A little more about Helen and Cole here, it is curious how they are both painted as very likeable people by both their spouses and their spouse’s lover, different as they may be remembered. Take Noah’s memory and reaction of Cole kindly telling Martin that he will be welcome back if he keeps up his grades. Ironically, Alison remembers Noah being more defensive about Cole’s parenting advice than Noah does, which reveals just as much about Noah’s feelings about Cole than about Noah’s parenting. Joshua Jackson, really shined in this episode, by the way. He plays the hard-on-the-outside-mush-on-the-inside husband beautifully. Damn near broke my heart, when he told Alison that the only thing that kept him alive was her. What a blow, and a guilt trip. Cole must have known that and used it in his favor but I can’t blame the guy. After all he was cheated on. He truly loves her the way Cherry says he does. Or do we think that this may not be true and only Alison’s retelling of it?

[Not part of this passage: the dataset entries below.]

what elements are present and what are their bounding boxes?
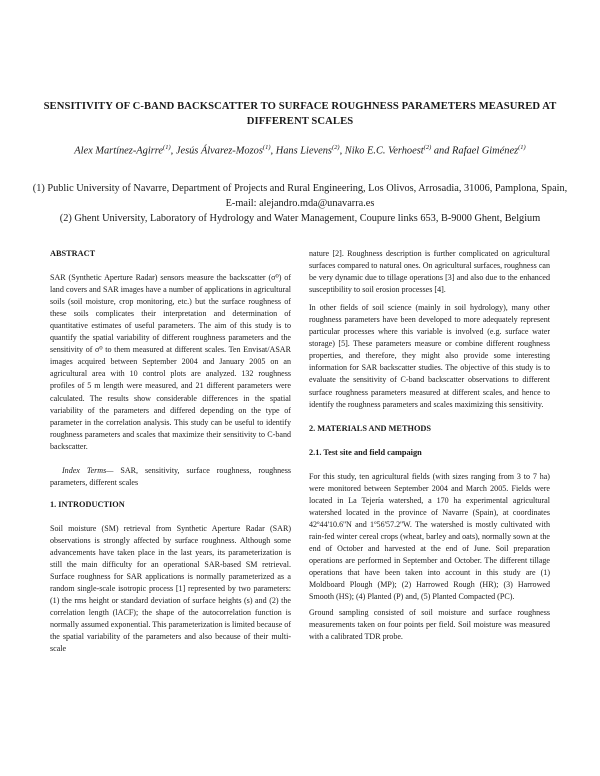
abstract-heading: ABSTRACT [50,249,96,258]
methods-paragraph-2: Ground sampling consisted of soil moisture and surface roughness measurements taken on four points per field. Soil moisture was measured with a calibrated TDR probe. [309,608,550,642]
paper-title: SENSITIVITY OF C-BAND BACKSCATTER TO SURFACE ROUGHNESS PARAMETERS MEASURED AT DIFFERENT SCALES [43,101,557,127]
abstract-text: SAR (Synthetic Aperture Radar) sensors measure the backscatter (σ⁰) of land covers and SAR images have a number of applications in agricultural soils (soil moisture, crop monitoring, etc.) but the surface roughness of these soils complicates their interpretation and determination of quantitative estimates of useful parameters. The aim of this study is to quantify the spatial variability of different roughness parameters and the sensitivity of σ⁰ to them measured at different scales. Ten Envisat/ASAR images acquired between September 2004 and January 2005 on an agricultural area with 10 control plots are analyzed. 132 roughness profiles of 5 m length were measured, and 21 different parameters were calculated. The results show considerable differences in the spatial variability of the parameters and differed depending on the type of parameter in the correlation analysis. This study can be useful to identify roughness parameters and scales that maximize their sensitivity to C-band backscatter. [50,273,291,451]
introduction-paragraph-continued: nature [2]. Roughness description is further complicated on agricultural surfaces compared to natural ones. On agricultural surfaces, roughness can be very dynamic due to tillage operations [3] and also due to the enhanced susceptibility to soil erosion processes [4]. [309,249,550,295]
methods-heading: 2. MATERIALS AND METHODS [309,423,432,433]
introduction-paragraph: Soil moisture (SM) retrieval from Synthetic Aperture Radar (SAR) observations is strongly affected by surface roughness. Although some advancements have taken place in the last years, its parameterization is still the main difficulty for an operational SAR-based SM retrieval. Surface roughness for SAR applications is normally parameterized as a random single-scale isotropic process [1] represented by two parameters: (1) the rms height or standard deviation of surface heights (s) and (2) the correlation length (lACF); the shape of the autocorrelation function is normally assumed exponential. This parameterization is limited because of the spatial variability of the parameters and also because of their multi-scale [50,523,291,654]
introduction-paragraph-2: In other fields of soil science (mainly in soil hydrology), many other roughness parameters have been developed to more adequately represent particular processes where this variable is involved (e.g. surface water storage) [5]. These parameters measure or combine different roughness properties, and therefore, they might also provide some interesting information for SAR backscatter studies. The objective of this study is to evaluate the sensitivity of C-band backscatter observations to different surface roughness parameters measured at different scales, and hence to identify the roughness parameters and scales maximizing this sensitivity. [309,303,550,409]
affiliation-2: (2) Ghent University, Laboratory of Hydrology and Water Management, Coupure links 653, B-9000 Ghent, Belgium [59,213,541,225]
author-name: Niko E.C. Verhoest [344,145,424,157]
author-name: Rafael Giménez [452,145,519,157]
index-terms-label: Index Terms— [62,465,114,475]
introduction-heading: 1. INTRODUCTION [50,499,125,509]
methods-paragraph: For this study, ten agricultural fields (with sizes ranging from 3 to 7 ha) were monitored between September 2004 and March 2005. Fields were located in La Tejería watershed, a 170 ha experimental agricultural watershed located in the province of Navarre (Spain), at coordinates 42º44'10.6''N and 1º56'57.2''W. The watershed is mostly cultivated with rain-fed winter cereal crops (wheat, barley and oats), normally sown at the end of October and harvested at the end of June. Soil preparation operations are performed in September and October. The different tillage operations that have been taken into account in this study are (1) Moldboard Plough (MP); (2) Harrowed Rough (HR); (3) Harrowed Smooth (HS); (4) Planted (P) and, (5) Planted Compacted (PC). [309,471,550,602]
author-affiliation-mark: (1) [262,144,271,151]
index-terms [50,465,291,489]
author-affiliation-mark: (1) [163,144,171,151]
author-affiliation-mark: (1) [518,144,526,151]
author-affiliation-mark: (2) [423,144,432,151]
affiliation-1: (1) Public University of Navarre, Department of Projects and Rural Engineering, Los Olivos, Arrosadia, 31006, Pamplona, Spain, E-mail: alejandro.mda@unavarra.es [32,183,568,210]
affiliations [30,181,570,227]
index-terms-text: SAR, sensitivity, surface roughness, roughness parameters, different scales [50,465,291,487]
right-column [309,248,550,643]
methods-subheading: 2.1. Test site and field campaign [309,447,422,457]
author-name: Hans Lievens [275,145,332,157]
author-name: Alex Martínez-Agirre [74,145,164,157]
author-name: Jesús Álvarez-Mozos [175,145,263,157]
author-affiliation-mark: (2) [331,144,340,151]
author-list: Alex Martínez-Agirre$^{(1)}$, Jesús Álvarez-Mozos$^{(1)}$, Hans Lievens$^{(2)}$, Niko E.C. Verhoest$^{(2)}$ and Rafael Giménez$^{(1)}$ [74,144,526,157]
left-column [50,248,291,655]
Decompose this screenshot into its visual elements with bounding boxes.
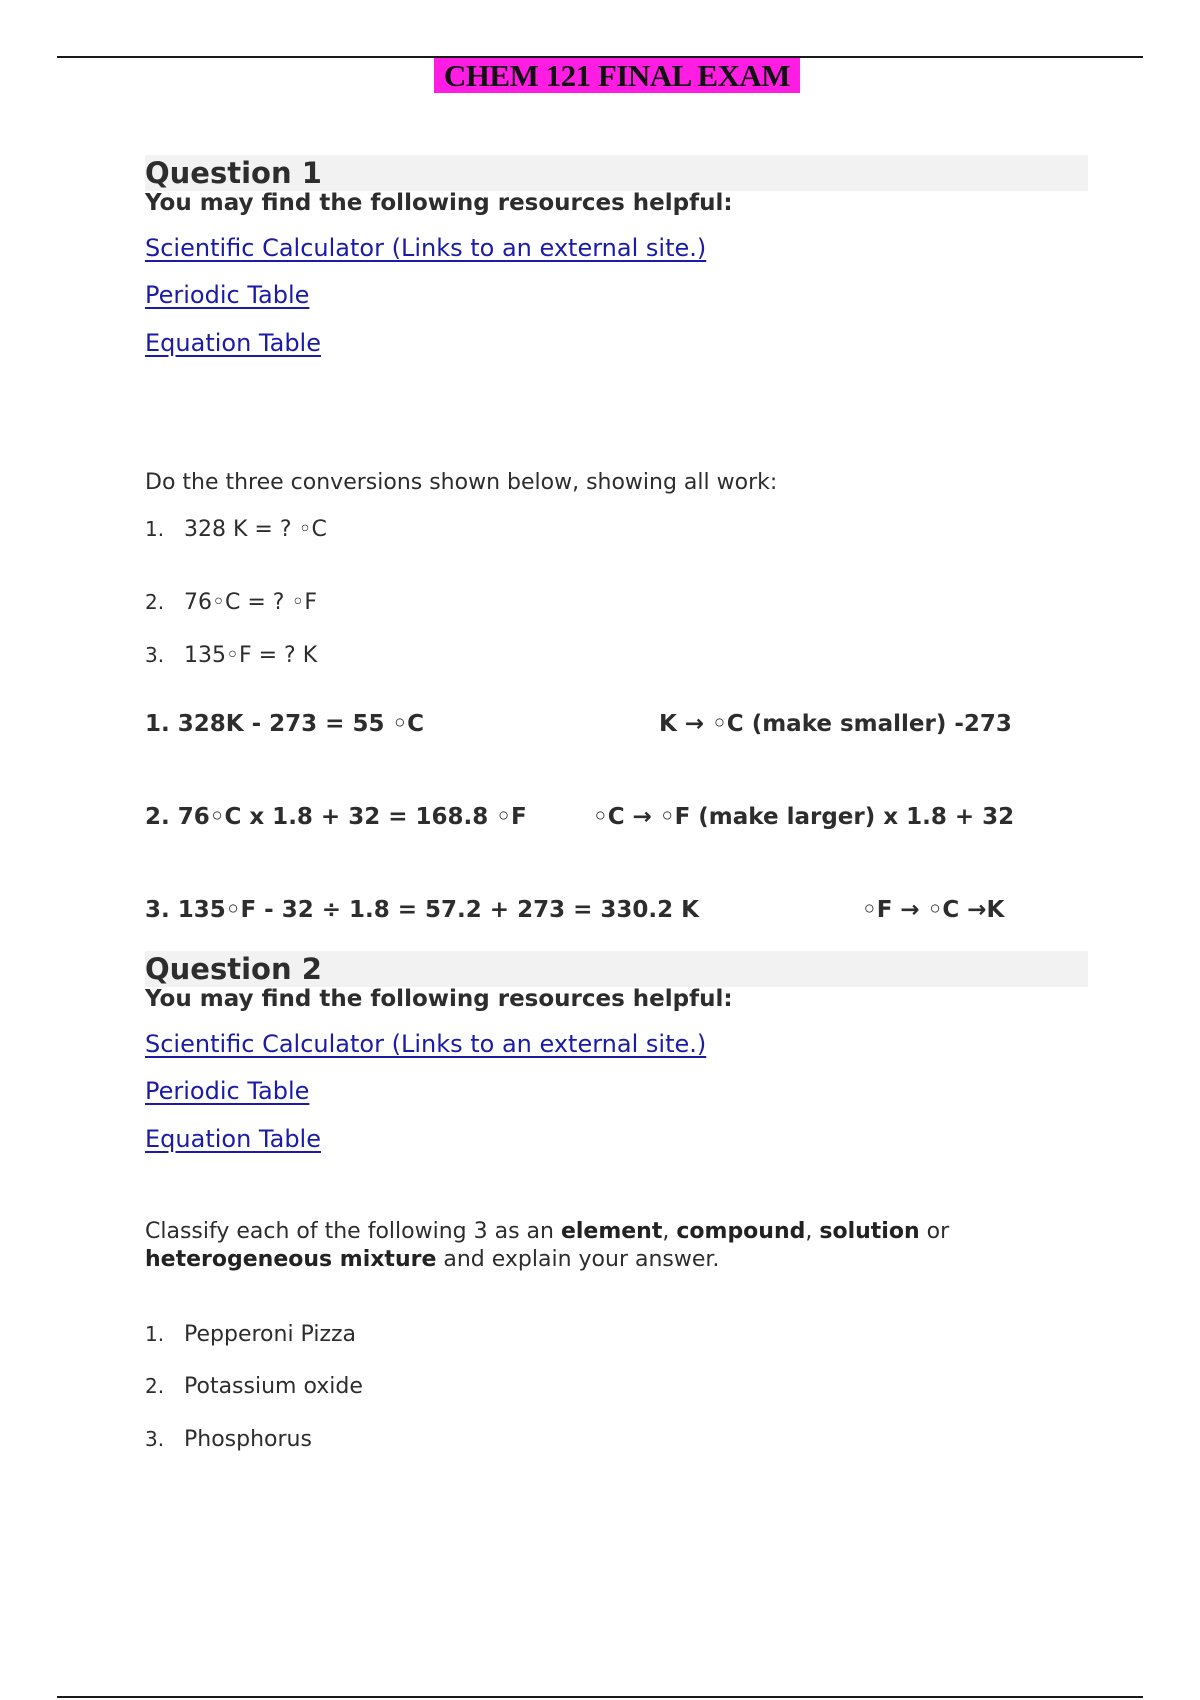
q2-list-item — [145, 1427, 312, 1452]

I know I seem to be questioning everything this week, and perhaps I am, but its about time we start. After all there is a murder investigation going on, giving the characters more motive than simply ego to change up their stories. And to finish lets discuss Det. Jeffries little adventure. We see him three in this episode:

  1. Reading Noah’s book “Decent” at a coffee shop
  2. Taking pictures at a bridge with a sign that points to “The End”
  3. Asking the receptionist at “The End” about Noah

“Decent” is Noah’s second book. The one about Montauk that he asked Jeffries to read, and we know this because the book at the library back when he had only written one book, was not this one. I have three questions here:

  • Why doesn’t Jeffries have a partner? This is standard.
  • Why does Jeffries suspect Noah of having been at “The End” to begin with? Did he already suspect when he asked Noah in the interrogation room or did something in the book lead him to think so? I would not be surprised if Noah included a place or a club/hotel much like the “The End” in his book having been so inspired by his time in Montauk to write it.
  • Why wouldn’t Jeffries ask the receptionist if Alison had stayed there, knowing full well about the affair they had? (This is why you need a partner, people!)
    • This leads to another question which is: Why wasn’t Noah registered at The End if we know he and Alison stayed there? Did he pay cash and use another name just as he did at the Inn on Shelter Island? Or worse, could the receptionist have been paid off somehow? Considering what we know about Montauk so far, I wouldn’t be so surprised.
  • Margaret makes a comment to Helen about Bruce holing up with his mistress if she left to Brooklyn with them. We’ve heard about this mistress on three separate occasions. This is going to mean something. At the very least it means something to Helen and how it makes her feel about Noah’s infidelity.
  • Noah doesn’t seem to be putting much thought into the note as he writes to Alison. He scribbles on a scrap piece of paper in his car, and throws the pen aside. What do you think the note said? I’m going to assume it was a kinder goodbye.
  • Did the Lockharts agree to give up the contract to Oscar and sell the farm or just sell the farm? I assume after what happened to Hal and the cocaine, and ceasing their cocaine business, that means all bets are off with Oscar. Sound right?
  • If Cole wants to start trying for babies again, do you think Alison’s present/future son is more likely Cole’s?

Let’s talk! Tell me what you thought and as always, what you think I may have missed in all the fabulous nooks and crannies on The Affair.